Local author recalls the making of legendary PC Friars in new book

Local author recalls the making of legendary PC Friars in new book

LINCOLN – Paul Lonardo’s latest book, “Homegrown: The Making of the 1972-73 PC Friars,” is meant as a 50-year commemorative, a couple years early, highlighting how that team came together.

Lonardo said he was only about 7 years old during that magical run to the Final Four, but even as a young child realized just how significant it all was.

“It was vague, but a big thing,” he said. “PC was so huge all over the state. It was just this buzz thing.”

This book, said Lonardo, “is a history of the PC basketball program, which paved the way for the homegrown talent and the remarkable 1973 run.” It is “inspired by the Great Ernie DiGregorio and the late great Marvin Barnes.”

Lonardo, a North Providence native and Lincoln resident who's written at least 15 books, told The Breeze he worked with Friar hero DiGregorio back in 2017 to help him write an autobiography, but that project has yet to come to fruition. He was inspired during those interviews with DiGregorio to write “Homegrown,” a history of the sport and DiGregorio's team. “Ernie D. is a hero to everyone, especially in North Providence,” he said.

This book is for those who are interested in how the past became the present of the team, what kept homegrown talent from going to other big universities and playing for their home state, he said. The coach of that team, Dave Gavitt, was born in Westerly.

Lonardo talked to friends of Barnes from when he was growing up in South Providence “right up until he died way too early,” sharing “stories about what made Marvin, Marvin.” Barnes was skinny and got beaten up a lot as a youth, he said, which forced him to get tough and led him to become the force that he eventually was.

“The Providence College Friars thrilling 1972-73 season began, in some ways, long before the players got together for their first practice,” states a synopsis for the book. “It was the culmination of fate, a little fortune, and the drawing power of this small Catholic college with a history of great former players which ultimately led to what has been called PC’s magic carpet ride to the 1973 Final Four of the NCAA Division 1 Men’s Basketball Tournament.”

The 13 players who were part of the greatest team in PC basketball history were all young and talented.

“Their collective skills and the effort they gave all year contributed to the immense success the Friars had that season,” it reads. Alongside future NBA player and sharpshooter Kevin Stacom, Nehru King, Fran Costello, Charlie Crawford, Al Baker, and Gary Bello were some of the names that appeared in the box scores after each game, but Providence featured two local players who formed the nucleus of the team and dominated the headlines.

Barnes became an unstoppable force on both ends of the court as the team’s center, but “of all the stars in the constellation of the Providence College basketball universe, perhaps none shines more brightly than the 6’0" Italian kid Ernie D. from North Providence. Like Barnes, DiGregorio was a local product who played basketball on the playgrounds and in the school gyms just a couple miles away from the Providence College campus.

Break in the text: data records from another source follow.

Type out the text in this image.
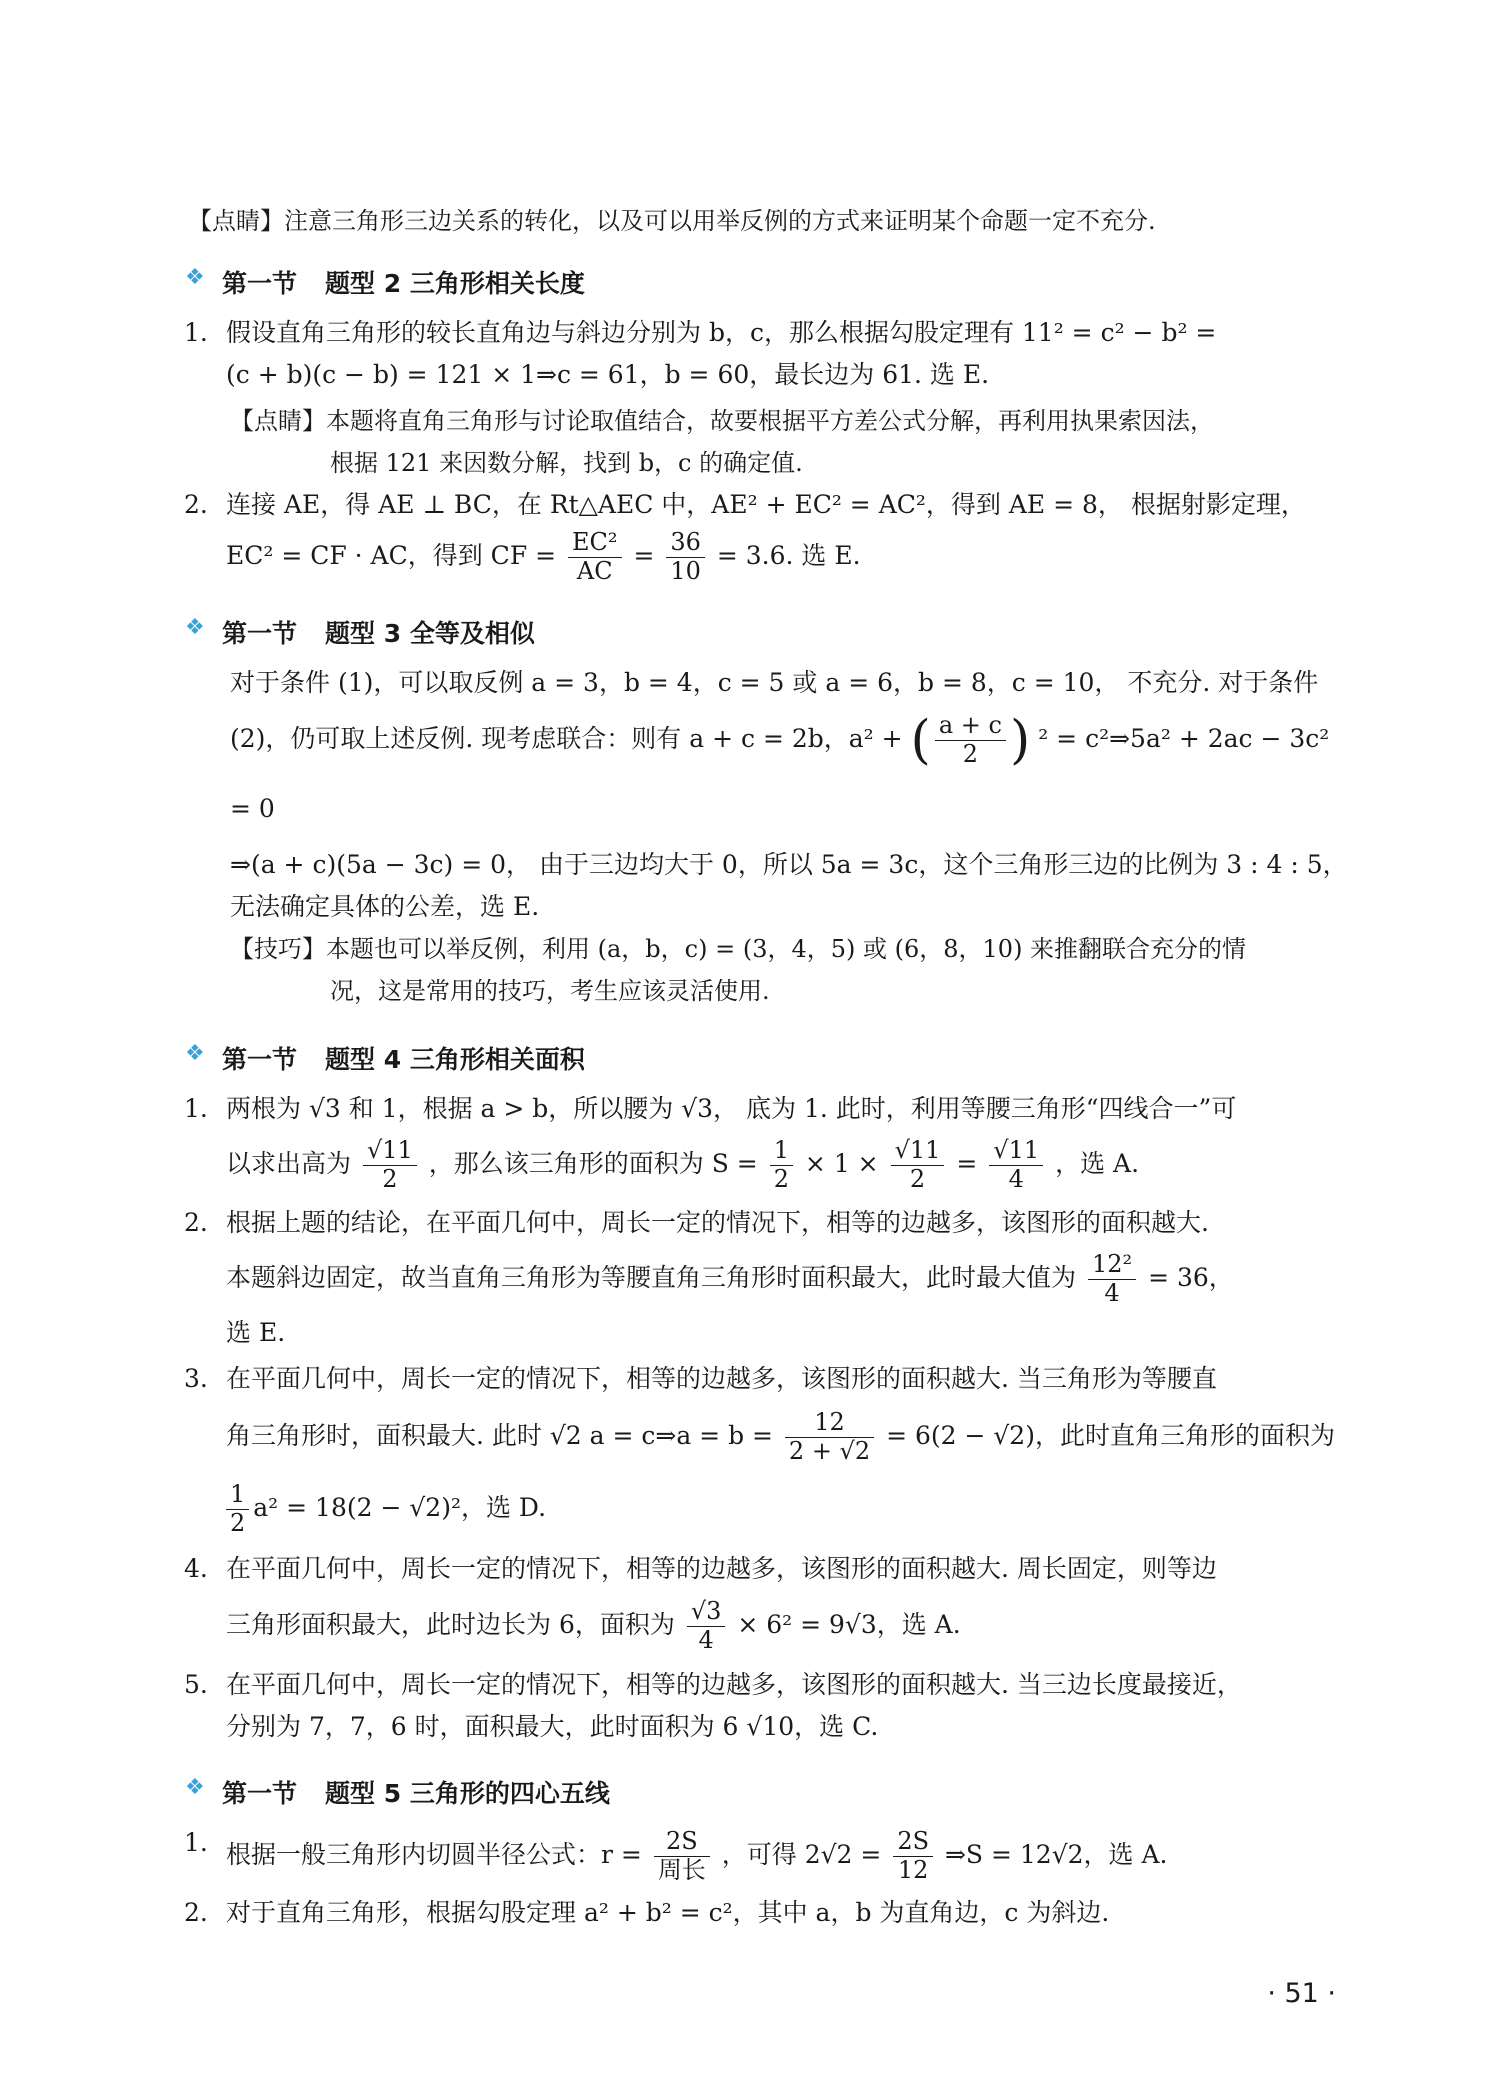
【点睛】注意三角形三边关系的转化，以及可以用举反例的方式来证明某个命题一定不充分.

❖
第一节 题型 2 三角形相关长度
1. 假设直角三角形的较长直角边与斜边分别为 b，c，那么根据勾股定理有 11² = c² − b² =
(c + b)(c − b) = 121 × 1⇒c = 61，b = 60，最长边为 61. 选 E.
【点睛】本题将直角三角形与讨论取值结合，故要根据平方差公式分解，再利用执果索因法，
根据 121 来因数分解，找到 b，c 的确定值.
2. 连接 AE，得 AE ⊥ BC，在 Rt△AEC 中，AE² + EC² = AC²，得到 AE = 8， 根据射影定理，
EC² = CF · AC，得到 CF = $\frac{\text{EC²}}{AC} = \frac{36}{10} = 3.6$. 选 E.
❖
第一节 题型 3 全等及相似
对于条件 (1)，可以取反例 a = 3，b = 4，c = 5 或 a = 6，b = 8，c = 10， 不充分. 对于条件
(2)，仍可取上述反例. 现考虑联合：则有 a + c = 2b，a² + ( $\frac{a + c}{2}$ ) ² = c²⇒5a² + 2ac − 3c² = 0
⇒(a + c)(5a − 3c) = 0， 由于三边均大于 0，所以 5a = 3c，这个三角形三边的比例为 3 : 4 : 5，
无法确定具体的公差，选 E.
【技巧】本题也可以举反例，利用 (a，b，c) = (3，4，5) 或 (6，8，10) 来推翻联合充分的情
况，这是常用的技巧，考生应该灵活使用.
❖
第一节 题型 4 三角形相关面积
1. 两根为 √3 和 1，根据 a > b，所以腰为 √3， 底为 1. 此时，利用等腰三角形“四线合一”可
以求出高为 $\frac{√11}{2}$ ，那么该三角形的面积为 $S = \frac{1}{2} \times 1 \times \frac{√11}{2} = \frac{√11}{4}$ ，选 A.
2. 根据上题的结论，在平面几何中，周长一定的情况下，相等的边越多，该图形的面积越大.
本题斜边固定，故当直角三角形为等腰直角三角形时面积最大，此时最大值为 $\frac{\text{12²}}{4} = 36$，
选 E.
3. 在平面几何中，周长一定的情况下，相等的边越多，该图形的面积越大. 当三角形为等腰直
角三角形时，面积最大. 此时 √2 a = c⇒a = $b = \frac{12}{2 + √2} = 6(2 - √2)$，此时直角三角形的面积为
$\frac{1}{2} a^2 = 18(2 - √2)^2$，选 D.
4. 在平面几何中，周长一定的情况下，相等的边越多，该图形的面积越大. 周长固定，则等边
三角形面积最大，此时边长为 6，面积为 $\frac{√3}{4} \times 6^2 = 9√3$，选 A.
5. 在平面几何中，周长一定的情况下，相等的边越多，该图形的面积越大. 当三边长度最接近，
分别为 7，7，6 时，面积最大，此时面积为 6 √10，选 C.
❖
第一节 题型 5 三角形的四心五线
1. 根据一般三角形内切圆半径公式：$r = \frac{2S}{\text{周长}}$ ，可得 $2√2 = \frac{2S}{12}$ ⇒S = 12√2，选 A.
2. 对于直角三角形，根据勾股定理 a² + b² = c²，其中 a，b 为直角边，c 为斜边.
· 51 ·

“You will certainly never see another collection of homegrown collegiate basketball talent on the same court at the same time, the likes of which was produced at PC’s Alumni Hall in the early 1970s, becoming the heart of soul of the 1972-73 team that generated so much interest and popular appeal that their home games had to be relocated to a new 14,000-seat arena in downtown Providence to satisfy the unprecedented demand for tickets,” states the synopsis. “Incredibly, it has been nearly 50 years since this magic basketball season in Providence. In this book, readers can relive the excitement of that season, while being taken on a historical journey from the earliest days of Providence College basketball history straight through to the PC’s Final Four matchup against Memphis State in the 1973 NCAA tournament."